I’m sitting through “The Shape of Water” with a sense of awe and majesty. We first see a flooded room, the main heroine floats back down on her couch, the water drains, she takes a bath, makes herself a hard boiled egg, lives in apartment over a movie theater, and takes the bus to her job at a government facility during The Cold War. And there, they’re holding a sea creature from South America, which the woman falls in love with. When you see all these things, you’ll feel like you’re watching a magical French or Spanish movie. “The Shape of Water” is utterly amazing.

Director Guillermo del Toro has crafted another masterpiece about a mute woman named Elisa (Sally Hawkins), who communicates with sign language while working as a janitor at a research facility, with her friend and co-worker Zelda (Octavia Spencer), who banters about their daily routine.

Then comes Richard Strickland (Michael Shannon), a sadistic and abusive agent, who finds the sea creature (Doug Jones), and locks it up in the lab.
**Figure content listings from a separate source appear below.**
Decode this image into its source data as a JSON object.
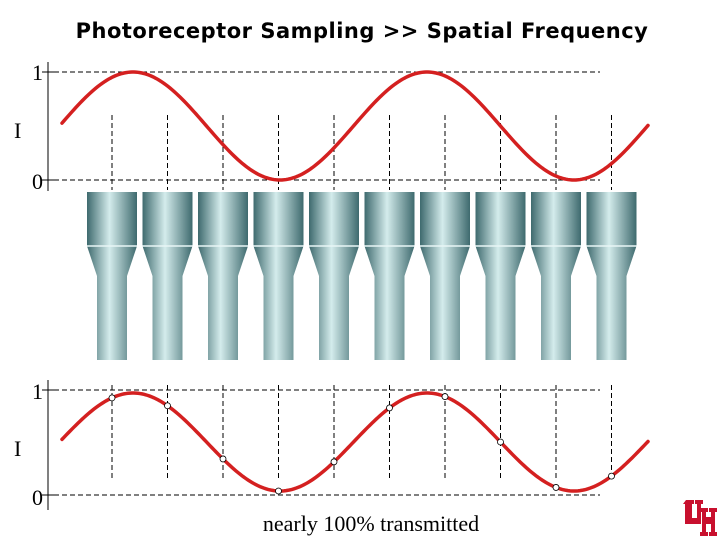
{
  "title": "Photoreceptor Sampling >> Spatial Frequency",
  "top_plot": {
    "ylabel": "I",
    "ytick_high": "1",
    "ytick_low": "0"
  },
  "bottom_plot": {
    "ylabel": "I",
    "ytick_high": "1",
    "ytick_low": "0"
  },
  "caption": "nearly 100% transmitted",
  "photoreceptor_count": 10,
  "logo": "UH",
  "colors": {
    "wave": "#d42020",
    "logo": "#c8102e",
    "receptor_light": "#d4ecec",
    "receptor_dark": "#3e6a6e",
    "dashes": "#000000"
  }
}
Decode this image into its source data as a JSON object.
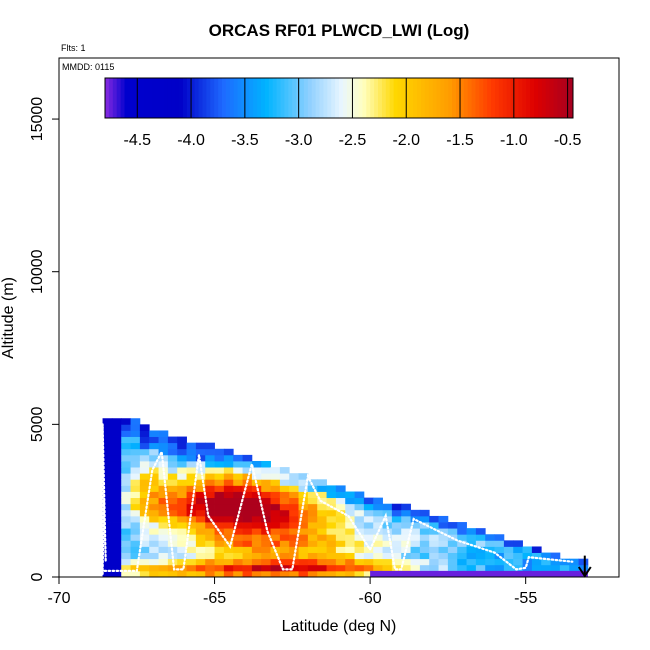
{
  "chart_data": {
    "type": "heatmap",
    "title": "ORCAS RF01 PLWCD_LWI (Log)",
    "xlabel": "Latitude (deg N)",
    "ylabel": "Altitude (m)",
    "xlim": [
      -70,
      -52
    ],
    "ylim": [
      0,
      17000
    ],
    "xticks": [
      -70,
      -65,
      -60,
      -55
    ],
    "xtick_labels": [
      "-70",
      "-65",
      "-60",
      "-55"
    ],
    "yticks": [
      0,
      5000,
      10000,
      15000
    ],
    "ytick_labels": [
      "0",
      "5000",
      "10000",
      "15000"
    ],
    "annotations": {
      "flights": "Flts: 1",
      "date": "MMDD: 0115"
    },
    "colorbar": {
      "range": [
        -4.8,
        -0.45
      ],
      "ticks": [
        -4.5,
        -4.0,
        -3.5,
        -3.0,
        -2.5,
        -2.0,
        -1.5,
        -1.0,
        -0.5
      ],
      "tick_labels": [
        "-4.5",
        "-4.0",
        "-3.5",
        "-3.0",
        "-2.5",
        "-2.0",
        "-1.5",
        "-1.0",
        "-0.5"
      ],
      "stops": [
        {
          "v": -4.8,
          "c": "#8a2be2"
        },
        {
          "v": -4.6,
          "c": "#0000cd"
        },
        {
          "v": -4.1,
          "c": "#0000c8"
        },
        {
          "v": -3.7,
          "c": "#1e6aff"
        },
        {
          "v": -3.3,
          "c": "#00b4ff"
        },
        {
          "v": -2.9,
          "c": "#8fd0ff"
        },
        {
          "v": -2.6,
          "c": "#e9f6ff"
        },
        {
          "v": -2.4,
          "c": "#ffffc0"
        },
        {
          "v": -2.1,
          "c": "#ffd700"
        },
        {
          "v": -1.6,
          "c": "#ff9d00"
        },
        {
          "v": -1.2,
          "c": "#ff3a00"
        },
        {
          "v": -0.8,
          "c": "#dd0000"
        },
        {
          "v": -0.45,
          "c": "#a50021"
        }
      ]
    },
    "heatmap": {
      "lat_start": -68.6,
      "lat_step": 0.3,
      "alt_step": 200,
      "top_start": 5200,
      "top_end": 400,
      "top_break_lat": -67.5,
      "top_break_alt": 4900,
      "surface_band": {
        "lat_from": -60.0,
        "lat_to": -53.0,
        "alt_to": 200,
        "value": -4.75
      }
    },
    "flight_track": {
      "points": [
        [
          -68.6,
          100
        ],
        [
          -68.6,
          5000
        ],
        [
          -68.5,
          500
        ],
        [
          -68.55,
          2500
        ],
        [
          -68.6,
          200
        ],
        [
          -67.5,
          200
        ],
        [
          -67.0,
          3500
        ],
        [
          -66.7,
          4100
        ],
        [
          -66.3,
          250
        ],
        [
          -66.0,
          250
        ],
        [
          -65.5,
          4000
        ],
        [
          -65.2,
          2000
        ],
        [
          -64.5,
          1000
        ],
        [
          -63.8,
          3700
        ],
        [
          -63.3,
          1500
        ],
        [
          -62.8,
          250
        ],
        [
          -62.5,
          250
        ],
        [
          -62.0,
          3300
        ],
        [
          -61.6,
          2500
        ],
        [
          -60.7,
          2000
        ],
        [
          -60.0,
          900
        ],
        [
          -59.5,
          2000
        ],
        [
          -59.2,
          250
        ],
        [
          -59.0,
          250
        ],
        [
          -58.6,
          1900
        ],
        [
          -57.2,
          1200
        ],
        [
          -56.0,
          800
        ],
        [
          -55.3,
          250
        ],
        [
          -55.0,
          300
        ],
        [
          -54.9,
          650
        ],
        [
          -53.5,
          500
        ]
      ],
      "arrow": {
        "lat": -53.1,
        "alt_from": 700,
        "alt_to": 0
      }
    }
  }
}
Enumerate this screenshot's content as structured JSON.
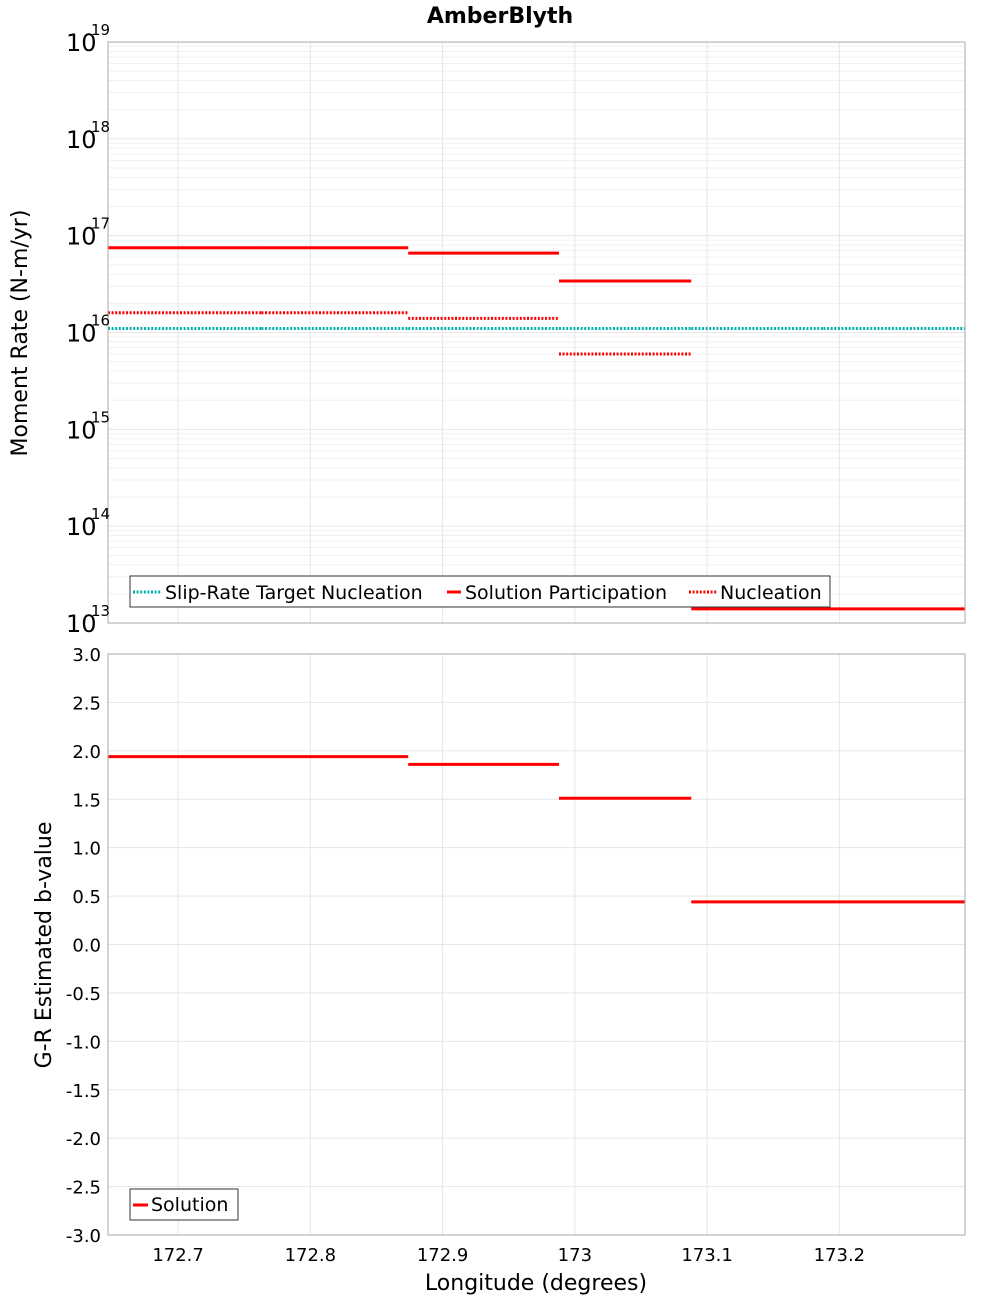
{
  "chart_data": [
    {
      "type": "line",
      "title": "AmberBlyth",
      "xlabel": "",
      "ylabel": "Moment Rate (N-m/yr)",
      "yscale": "log",
      "ylim": [
        10000000000000.0,
        1e+19
      ],
      "xlim": [
        172.647,
        173.295
      ],
      "y_ticks": [
        {
          "base": "10",
          "exp": "13"
        },
        {
          "base": "10",
          "exp": "14"
        },
        {
          "base": "10",
          "exp": "15"
        },
        {
          "base": "10",
          "exp": "16"
        },
        {
          "base": "10",
          "exp": "17"
        },
        {
          "base": "10",
          "exp": "18"
        },
        {
          "base": "10",
          "exp": "19"
        }
      ],
      "grid": true,
      "legend": "bottom-left",
      "legend_labels": [
        "Slip-Rate Target Nucleation",
        "Solution Participation",
        "Nucleation"
      ],
      "series": [
        {
          "name": "Slip-Rate Target Nucleation",
          "color": "#00b3b3",
          "style": "dotted",
          "segments": [
            {
              "x": [
                172.647,
                172.763
              ],
              "y": 1.1e+16
            },
            {
              "x": [
                172.763,
                172.874
              ],
              "y": 1.1e+16
            },
            {
              "x": [
                172.874,
                172.988
              ],
              "y": 1.1e+16
            },
            {
              "x": [
                172.988,
                173.088
              ],
              "y": 1.1e+16
            },
            {
              "x": [
                173.088,
                173.188
              ],
              "y": 1.1e+16
            },
            {
              "x": [
                173.188,
                173.295
              ],
              "y": 1.1e+16
            }
          ]
        },
        {
          "name": "Solution Participation",
          "color": "#ff0000",
          "style": "solid",
          "segments": [
            {
              "x": [
                172.647,
                172.763
              ],
              "y": 7.5e+16
            },
            {
              "x": [
                172.763,
                172.874
              ],
              "y": 7.5e+16
            },
            {
              "x": [
                172.874,
                172.988
              ],
              "y": 6.6e+16
            },
            {
              "x": [
                172.988,
                173.088
              ],
              "y": 3.4e+16
            },
            {
              "x": [
                173.088,
                173.188
              ],
              "y": 14000000000000.0
            },
            {
              "x": [
                173.188,
                173.295
              ],
              "y": 14000000000000.0
            }
          ]
        },
        {
          "name": "Nucleation",
          "color": "#ff0000",
          "style": "dotted",
          "segments": [
            {
              "x": [
                172.647,
                172.763
              ],
              "y": 1.6e+16
            },
            {
              "x": [
                172.763,
                172.874
              ],
              "y": 1.6e+16
            },
            {
              "x": [
                172.874,
                172.988
              ],
              "y": 1.4e+16
            },
            {
              "x": [
                172.988,
                173.088
              ],
              "y": 6000000000000000.0
            }
          ]
        }
      ]
    },
    {
      "type": "line",
      "title": "",
      "xlabel": "Longitude (degrees)",
      "ylabel": "G-R Estimated b-value",
      "ylim": [
        -3.0,
        3.0
      ],
      "xlim": [
        172.647,
        173.295
      ],
      "x_ticks": [
        "172.7",
        "172.8",
        "172.9",
        "173",
        "173.1",
        "173.2"
      ],
      "x_tick_values": [
        172.7,
        172.8,
        172.9,
        173.0,
        173.1,
        173.2
      ],
      "y_ticks": [
        "-3.0",
        "-2.5",
        "-2.0",
        "-1.5",
        "-1.0",
        "-0.5",
        "0.0",
        "0.5",
        "1.0",
        "1.5",
        "2.0",
        "2.5",
        "3.0"
      ],
      "y_tick_values": [
        -3.0,
        -2.5,
        -2.0,
        -1.5,
        -1.0,
        -0.5,
        0.0,
        0.5,
        1.0,
        1.5,
        2.0,
        2.5,
        3.0
      ],
      "grid": true,
      "legend": "bottom-left",
      "legend_labels": [
        "Solution"
      ],
      "series": [
        {
          "name": "Solution",
          "color": "#ff0000",
          "style": "solid",
          "segments": [
            {
              "x": [
                172.647,
                172.763
              ],
              "y": 1.94
            },
            {
              "x": [
                172.763,
                172.874
              ],
              "y": 1.94
            },
            {
              "x": [
                172.874,
                172.988
              ],
              "y": 1.86
            },
            {
              "x": [
                172.988,
                173.088
              ],
              "y": 1.51
            },
            {
              "x": [
                173.088,
                173.188
              ],
              "y": 0.44
            },
            {
              "x": [
                173.188,
                173.295
              ],
              "y": 0.44
            }
          ]
        }
      ]
    }
  ]
}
Elisa not only befriends the creature, but she also devises a plan to free him, with the help of her artist neighbor (Richard Jenkins), Zelda, and a Russian spy posing as an American scientist (Michael Stuhlbarg). But that’s not the end of the story, as Elisa and the creature have a “Beauty and the Beast” tale, while Strickland vows to find the creature.

I know some people may think “The Shape of Water” looks scary, and it is R-rated, so there are some bloody moments. But it’s not a horror movie; it’s a strange love story that rarely gets told in the movies these days. Two species who communicate with sign language, and the artistry of del Toro really brings it to life.

I’ve seen Hawkins in two entertaining movies this year: “Maudie” and now “The Shape of Water.” She is fantastic playing disabled characters with feelings and ambitions.

Shannon makes a powerful villain. His character has a loving family, but he shows no mercy for the creature.

Jenkins, Stuhlbarg, and Spencer all round up the cast very well. But let’s not forget Jones, who is a natural at playing creatures. You really need to see the make-up and special effects used for his character.

This is one of the best films of the year.